Climate data for Warwick Township, Bucks County, Pennsylvania (1981 – 2010 averages)
| Month | Jan | Feb | Mar | Apr | May | Jun | Jul | Aug | Sep | Oct | Nov | Dec | Year |
| Mean daily maximum °F (°C) | 39.3 (4.1) | 42.5 (5.8) | 50.8 (10.4) | 62.6 (17.0) | 72.4 (22.4) | 81.4 (27.4) | 85.6 (29.8) | 83.9 (28.8) | 77.0 (25.0) | 65.8 (18.8) | 54.8 (12.7) | 43.5 (6.4) | 63.4 (17.4) |
| Daily mean °F (°C) | 30.9 (−0.6) | 33.7 (0.9) | 41.2 (5.1) | 51.8 (11.0) | 61.4 (16.3) | 70.8 (21.6) | 75.3 (24.1) | 73.8 (23.2) | 66.5 (19.2) | 54.8 (12.7) | 45.2 (7.3) | 35.3 (1.8) | 53.5 (11.9) |
| Mean daily minimum °F (°C) | 22.5 (−5.3) | 24.8 (−4.0) | 31.5 (−0.3) | 41.1 (5.1) | 50.5 (10.3) | 60.2 (15.7) | 65.0 (18.3) | 63.7 (17.6) | 56.0 (13.3) | 43.9 (6.6) | 35.6 (2.0) | 27.1 (−2.7) | 43.6 (6.4) |
| Average precipitation inches (mm) | 3.35 (85) | 2.67 (68) | 3.87 (98) | 3.96 (101) | 4.32 (110) | 4.26 (108) | 5.10 (130) | 4.20 (107) | 4.40 (112) | 3.93 (100) | 3.67 (93) | 3.95 (100) | 47.68 (1,211) |
| Average relative humidity (%) | 66.4 | 62.9 | 58.6 | 58.3 | 62.3 | 67.0 | 67.3 | 69.7 | 71.0 | 70.0 | 68.4 | 68.9 | 65.9 |
| Average dew point °F (°C) | 21.0 (−6.1) | 22.4 (−5.3) | 27.8 (−2.3) | 37.6 (3.1) | 48.4 (9.1) | 59.3 (15.2) | 63.7 (17.6) | 63.3 (17.4) | 56.8 (13.8) | 45.2 (7.3) | 35.4 (1.9) | 26.1 (−3.3) | 42.3 (5.7) |
Source: PRISM Climate Group

==Transportation==

As of 2022 there were 73.44 mi of public roads in Warwick Township, of which 13.87 mi were maintained by the Pennsylvania Department of Transportation (PennDOT) and 59.57 mi were maintained by the township.

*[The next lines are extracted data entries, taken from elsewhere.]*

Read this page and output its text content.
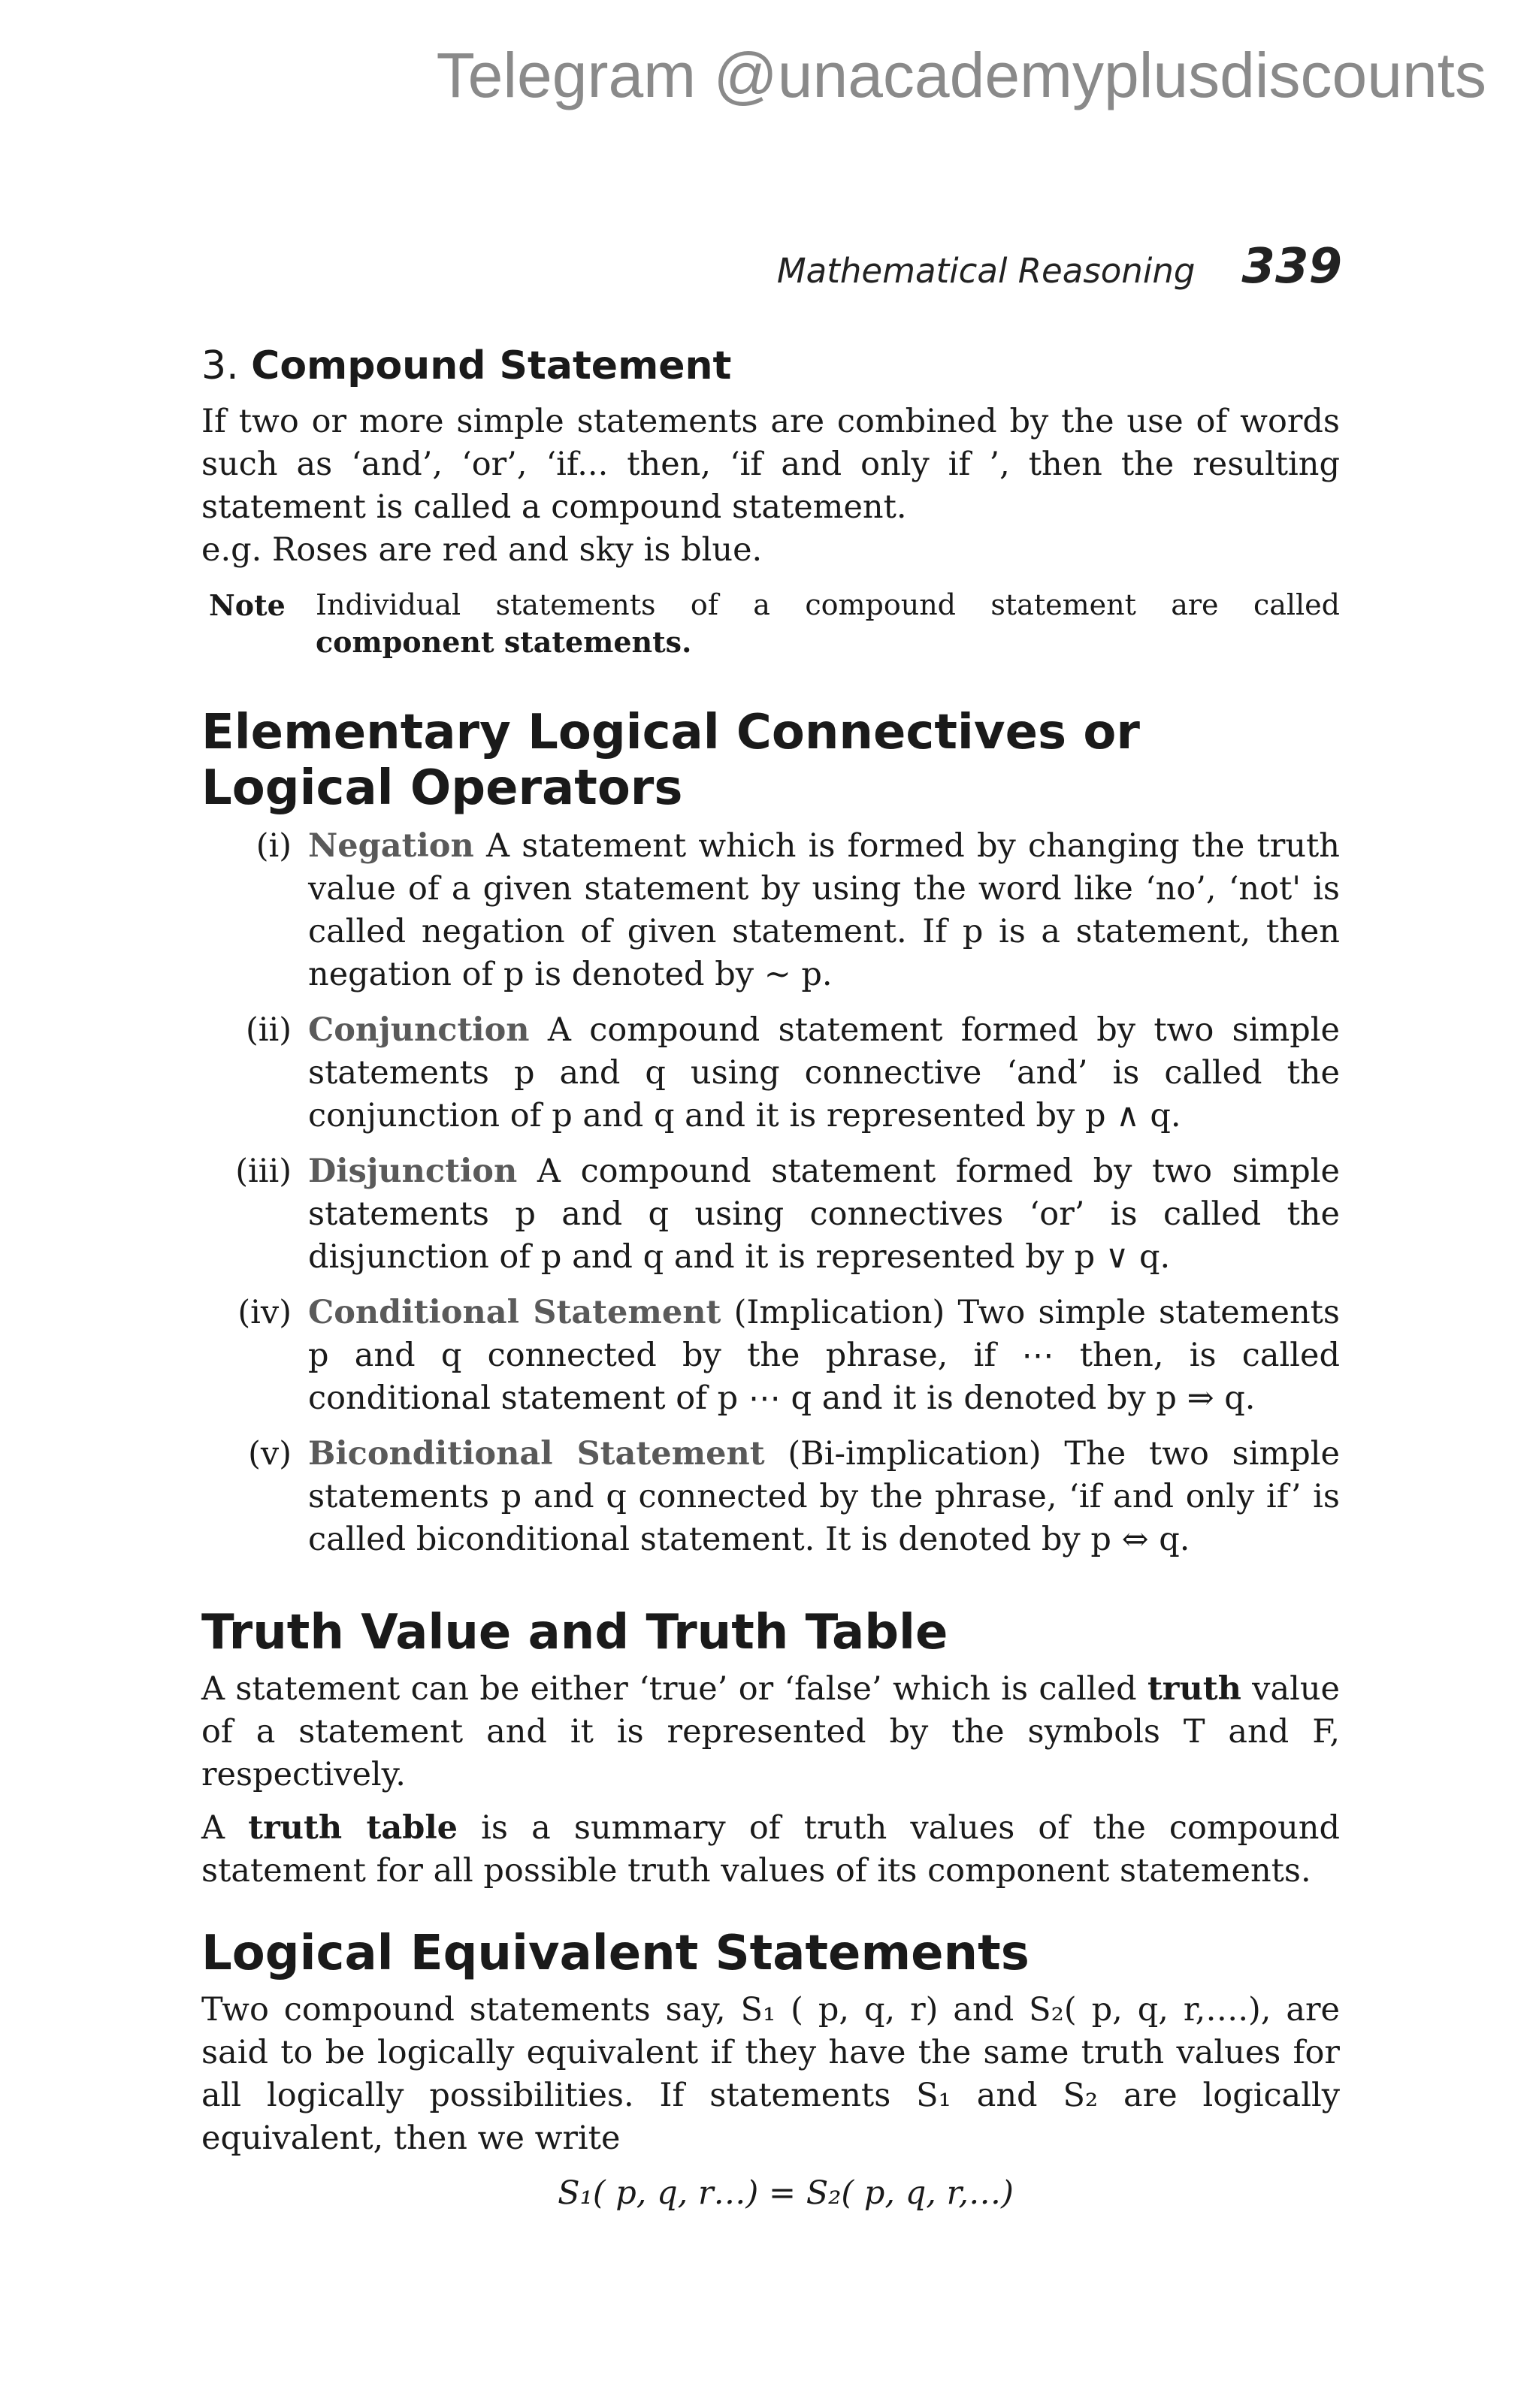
Telegram @unacademyplusdiscounts
Mathematical Reasoning 339
3. Compound Statement

If two or more simple statements are combined by the use of words such as ‘and’, ‘or’, ‘if... then, ‘if and only if ’, then the resulting statement is called a compound statement.

e.g. Roses are red and sky is blue.

Note	Individual statements of a compound statement are called component statements.
Elementary Logical Connectives or
Logical Operators
(i) Negation A statement which is formed by changing the truth value of a given statement by using the word like ‘no’, ‘not' is called negation of given statement. If p is a statement, then negation of p is denoted by ~ p.
(ii) Conjunction A compound statement formed by two simple statements p and q using connective ‘and’ is called the conjunction of p and q and it is represented by p ∧ q.
(iii) Disjunction A compound statement formed by two simple statements p and q using connectives ‘or’ is called the disjunction of p and q and it is represented by p ∨ q.
(iv) Conditional Statement (Implication) Two simple statements p and q connected by the phrase, if ⋯ then, is called conditional statement of p ⋯ q and it is denoted by p ⇒ q.
(v) Biconditional Statement (Bi-implication) The two simple statements p and q connected by the phrase, ‘if and only if’ is called biconditional statement. It is denoted by p ⇔ q.
Truth Value and Truth Table

A statement can be either ‘true’ or ‘false’ which is called truth value of a statement and it is represented by the symbols T and F, respectively.

A truth table is a summary of truth values of the compound statement for all possible truth values of its component statements.

Logical Equivalent Statements

Two compound statements say, S₁ ( p, q, r) and S₂( p, q, r,….), are said to be logically equivalent if they have the same truth values for all logically possibilities. If statements S₁ and S₂ are logically equivalent, then we write

S₁( p, q, r…) = S₂( p, q, r,…)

Pennsylvania Route 263 (York Road) is the main north–south road in Warwick Township. Almshouse Road runs northwest–southeast through the center of the township and crosses PA 263 in Jamison. Bristol Road runs northwest–southeast along the southern border of the township and crosses PA 263 in Hartsville. The New Hope Railroad passes briefly through the eastern portion of the township. There is no public transportation within the borders of Warwick Township, with the Warminster station along SEPTA Regional Rail's Warminster Line located in neighboring Warminster Township.

==Ecology==

According to the A. W. Kuchler U.S. potential natural vegetation types, Warwick Township, Pennsylvania would have an Appalachian Oak (104) vegetation type with an Eastern Hardwood Forest (25) vegetation form.